The official announcement came in early October- the harbor master, in this case the European Court of Justice, declared the Safe Harbor Agreement between the U.S. and Europe invalid, initiating a dam on the flow of data from Europe to the USA. As a result of this decision, the transfer of European citizen’s data to the U.S. is no longer valid. The decision has much more extensive ramifications than may appear at first glance, as it affects not only data transfer to highly specialized service providers but more generally any transfer of personal data to U.S. companies. This affects a wide scope of web-based services ranging from web servers, cloud services such as Office 365, Dropbox and various Google offers, up to social media plug-ins on websites.

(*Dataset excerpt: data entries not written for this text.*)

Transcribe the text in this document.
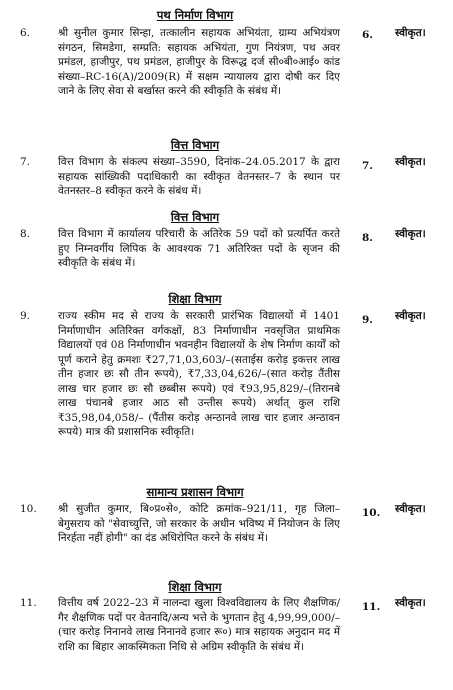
पथ निर्माण विभाग
6.	श्री सुनील कुमार सिन्हा, तत्कालीन सहायक अभियंता, ग्राम्य अभियंत्रण संगठन, सिमडेगा, सम्प्रति: सहायक अभियंता, गुण नियंत्रण, पथ अवर प्रमंडल, हाजीपुर, पथ प्रमंडल, हाजीपुर के विरूद्ध दर्ज सी०बी०आई० कांड संख्या–RC-16(A)/2009(R) में सक्षम न्यायालय द्वारा दोषी कर दिए जाने के लिए सेवा से बर्खास्त करने की स्वीकृति के संबंध में।
6. स्वीकृत।
वित्त विभाग
7.	वित्त विभाग के संकल्प संख्या–3590, दिनांक–24.05.2017 के द्वारा सहायक सांख्यिकी पदाधिकारी का स्वीकृत वेतनस्तर–7 के स्थान पर वेतनस्तर–8 स्वीकृत करने के संबंध में।
7. स्वीकृत।
वित्त विभाग
8.	वित्त विभाग में कार्यालय परिचारी के अतिरेक 59 पदों को प्रत्यर्पित करते हुए निम्नवर्गीय लिपिक के आवश्यक 71 अतिरिक्त पदों के सृजन की स्वीकृति के संबंध में।
8. स्वीकृत।
शिक्षा विभाग
9.	राज्य स्कीम मद से राज्य के सरकारी प्रारंभिक विद्यालयों में 1401 निर्माणाधीन अतिरिक्त वर्गकक्षों, 83 निर्माणाधीन नवसृजित प्राथमिक विद्यालयों एवं 08 निर्माणाधीन भवनहीन विद्यालयों के शेष निर्माण कार्यों को पूर्ण कराने हेतु क्रमशः ₹27,71,03,603/–(सताईस करोड़ इकत्तर लाख तीन हजार छः सौ तीन रूपये), ₹7,33,04,626/–(सात करोड़ तैंतीस लाख चार हजार छः सौ छब्बीस रूपये) एवं ₹93,95,829/–(तिरानबे लाख पंचानबे हजार आठ सौ उन्तीस रूपये) अर्थात् कुल राशि ₹35,98,04,058/– (पैंतीस करोड़ अन्ठानवे लाख चार हजार अन्ठावन रूपये) मात्र की प्रशासनिक स्वीकृति।
9. स्वीकृत।
सामान्य प्रशासन विभाग
10. श्री सुजीत कुमार, बि०प्र०से०, कोटि क्रमांक–921/11, गृह जिला– बेगुसराय को "सेवाच्युत्ति, जो सरकार के अधीन भविष्य में नियोजन के लिए निरर्हता नहीं होगी" का दंड अधिरोपित करने के संबंध में।
10. स्वीकृत।
शिक्षा विभाग
11. वित्तीय वर्ष 2022–23 में नालन्दा खुला विश्वविद्यालय के लिए शैक्षणिक/गैर शैक्षणिक पदों पर वेतनादि/अन्य भत्ते के भुगतान हेतु 4,99,99,000/– (चार करोड़ निनानवे लाख निनानवे हजार रू०) मात्र सहायक अनुदान मद में राशि का बिहार आकस्मिकता निधि से अग्रिम स्वीकृति के संबंध में।
11. स्वीकृत।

As a result, this means that initially any transatlantic transfer of data, which was previously legal under the “Safe Harbor” agreement, is now inadmissible and in strictly legal terms may be punishable with a fine of up to 300,000 EUR. Nevertheless, the legal status of such transactions has not been completely defined yet and it remains to be seen how national data protection authorities will ratify it. While these authorities issued a common statement in late October (English-language PDF), in which they prohibit data transfers exclusively based on the Safe Harbor agreement, they do not offer precise solutions to the problem. It therefore remains to be seen whether and which application options will be considered admissible by the authorities.
In addition, the Article 29 Working Party, the independent advisory body of the EU on data protection, issued a statement on October 16, 2015 in which it recommends that the national data protection authorities not carry out controls of inadmissible data transfers based on the Safe Harbor ruling until the end of January 2016, which thus constitutes an ultimatum for the implementation of the data protection requirements of the European Court of Justice. However, this recommendation does not apply to cases in which concerned individuals complain to the national data protection authorities about a corporation. With such a constellation, the authorities have to investigate into the complaint. While the statements and recommendations of the Article 29 Working Party are not binding, based on this it can be presumed that the German local data protection authorities will not carry out controls regarding this matter until the end of the specified period.
However, to keep the risk of being fined as limited as possible, you should observe the following action recommendations:
- When transferring data to the USA, wherever possible obtain the permission of the concerned individuals for the data processing and store it.
- Wherever possible, choose service providers that process data in the EU and offer agreements for commissioned data processing in line with section 11 of Bundesdatenschutzgesetz (Federal Data Protection Act – BDSG). These do not have to be European service providers, but also American that offer such agreements and process the data in the EU region. However, we should all keep a close eye on how the legal status of the right of access by US authorities to data stored by US companies within the EU will evolve in the future.